Fünf Monate unterwegs zu sein, das ist kein Urlaub es ist eine Reise. Nach etwa einem Monat war zu spüren, dass wir wirklich „weg“ sind. Das ist ein Gefühl, das einerseits etwas Angst macht, andererseits aber auch befreit. Die Probleme zu Hause sind (jedenfalls ganz weitgehend) nicht mehr im Vordergrund präsent, entscheidend ist das Leben im hier und jetzt. Erst jetzt wird es möglich, sich wirklich einzulassen ohne zu vergleichen und zu bewerten, was anders als zu Hause ist. In diesem Sinne zeigen sich tatsächlich erweiterte Horizonte. Eine bedeutende Erfahrung war es auch, dass das unterwegs-und-weit-weg-Sein, die eigene Offenheit fördert, gewissermaßen die eigene Denkblase durchstößt. Wir haben beide festgestellt, dass wir uns auf Leute und Denkweisen eingelassen haben, die wir zu Hause vermutlich ignoriert oder abgewiesen hätten. Das mag daran liegen, dass man in der Ferne einfach durch die Angewiesenheit toleranter sein muss. Nichtsdestotrotz entstehen dadurch Kontakte, die es sonst nicht gäbe und die zeigen, dass sich ein Einlassen trotz vermuteter Unpässlichkeit als durchaus bereichernd erweisen kann. Man verliert nämlich nichts, gewinnt dafür aber einiges dazu.

Reisen in Zentralasien, gerade im Stil mit Auto und Dachzelt, bedeutet aber nicht nur Freiheit, sondern auch Anstrengung. Das Fahren und Navigieren sind sehr anspruchsvoll, auch wenn man stets dazu lernt und Stück für Stück professioneller wird. Da ist die Hitze, da ist der Staub, da ist der gewöhnungsbedürftige Verkehr, da sind Offroad-Pisten, die bei falscher Bewältigung das technische Ende der Reise bedeuten können. Zudem gilt es einen Weg zu finden, das Verhalten der Menschen im Verkehr, aber auch überhaupt zu deuten. Dann die elementaren Fragen: Haben wir genug Wasser und Sprit? Wo übernachten wir heute, reicht das Geld oder müssen wir weiteres Bargeld besorgen? Wo ist der nächste Bankomat? Wo die nächste Tankstelle? Haben wir alles für die Grenze vorbereitet? Das klingt banal, aber wird mit der Länge der Zeit schon ziemlich anstrengend, zumal die Region eben durch viele Grenzen, unterschiedliche Währungen, Sprachen und Gepflogenheiten geprägt ist. Die Selbstbestimmung einer solchen Reise ohne einen Veranstalter, der etwas organisiert, schafft Raum für Spontanitäten und tolle unerwartete Erlebnisse, ist aber auch aufreibend und anstrengend. Diese Spannung macht den eigentlichen Reiz einer solchen Reise aus.
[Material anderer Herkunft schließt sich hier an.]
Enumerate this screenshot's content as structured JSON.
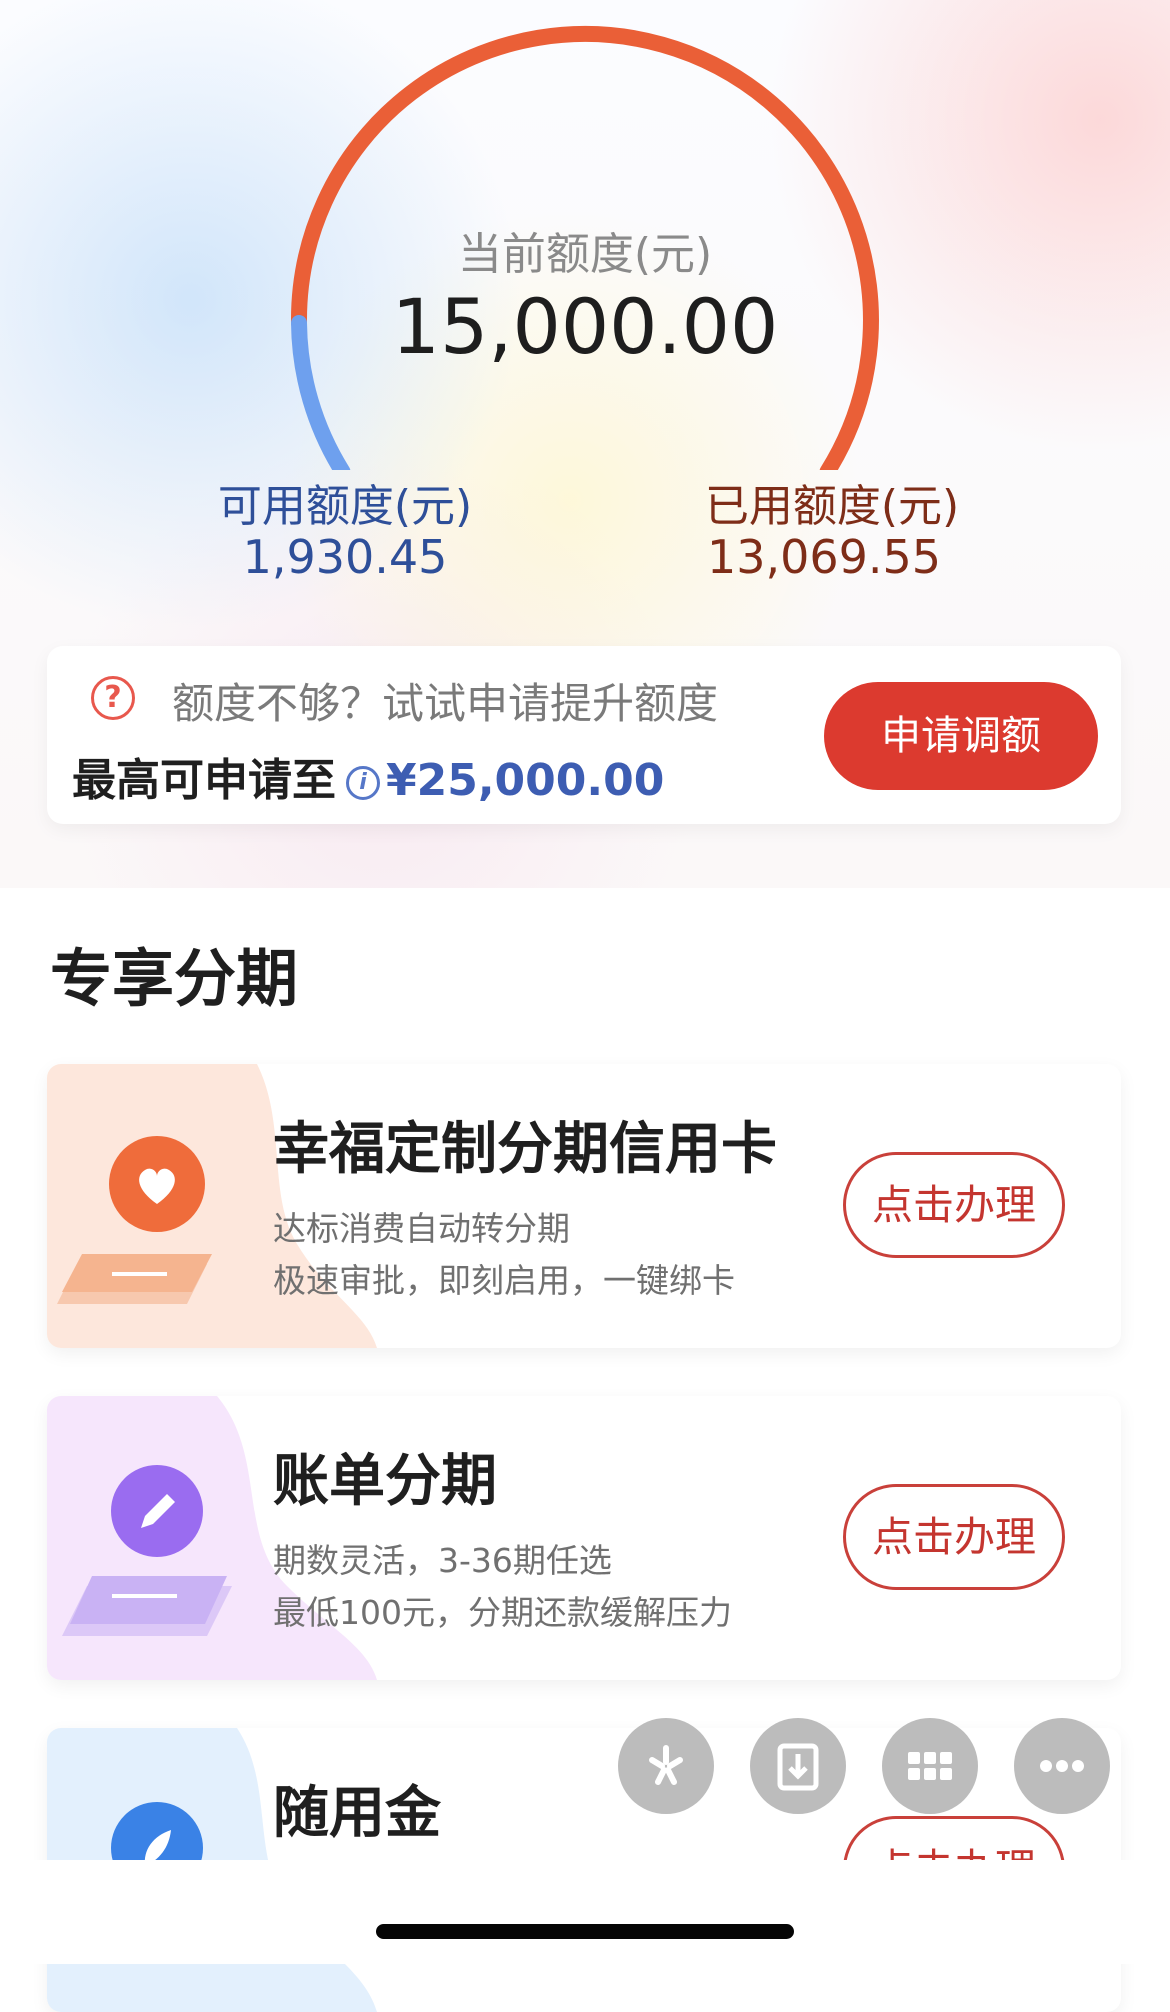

Unser Fahrzeug, ein Mitsubishi Pajero, 4×4 Diesel-Fahrzeug von 2018 mit Geländeübersetzung, hat alles super gemeistert, ob Strecke, schwere Offroadpisten oder 4000m Höhe, der Wagen hat ausgezeichnet funktioniert. Das Fahrzeug ist semiprofessionell als Dreisitzer ausgebaut, mit Schubladen für Klamotten und zwei Kisten für Werkzeug, Ersatzteile, Nahrungsmittel und Sonstiges. Dazu ist ein unabdingbarer 32-l-Kühlschrank verbaut, sowie ein flexibles Solarpanel und ein recht großer Akku zur Stromversorgung an Bord. Der Wagen verfügt über einen stabilen Unterbodenschutz und ein australisches Fahrwerk für gute Stabilität auf der Straße und im Gelände. Es sind lediglich ein paar Sicherungen durchgeknallt und unser selbst verbauter 50-l-Frischwassertank brauchte eine neue Pumpe, die wir zum Glück dabei hatten und selbst montieren konnten (einmal die fest verbaute Kofferraumkonstruktion komplett aus- und wieder einbauen: Puuuhhh). Dazu eine Inspektion mit Ölwechsel bei einem Mitsubishi-Händler in Almaty/Kasachstan. Kein platter Reifen, kein Achsschaden , wir hatten Glück, die meisten anderen Overlander, die wir getroffen haben, hatten doch hier und da ein Malheur.
Das Leben im Wagen und Dachzelt ist ein Leben auf sehr engem Raum, einerseits extrem flexibel, weil man wirklich fast überall hinkommt, andererseits stellt es aber auch große Anforderungen an die Selbstorganisation und das „Konfliktmanagement“. Bei schlechtem Wetter wie Regen, Wind, Kälte, aber auch bei großer Hitze ist ein Dachzelt als einziger Rückzugsraum ohne unmittelbare Versorgungsmöglichkeiten über so einen langen Zeitraum schon etwas spartanisch, so dass wir uns dann Unterkünfte in Hotels oder Guesthouses gesucht haben. Auch in den Städten haben wir aufs Dachzeltcampen verzichtet und uns entsprechende Unterkünfte gesucht. Das ist in Zentralasien, aber auch beim Transit durch Russland kostengünstig zu bewältigen.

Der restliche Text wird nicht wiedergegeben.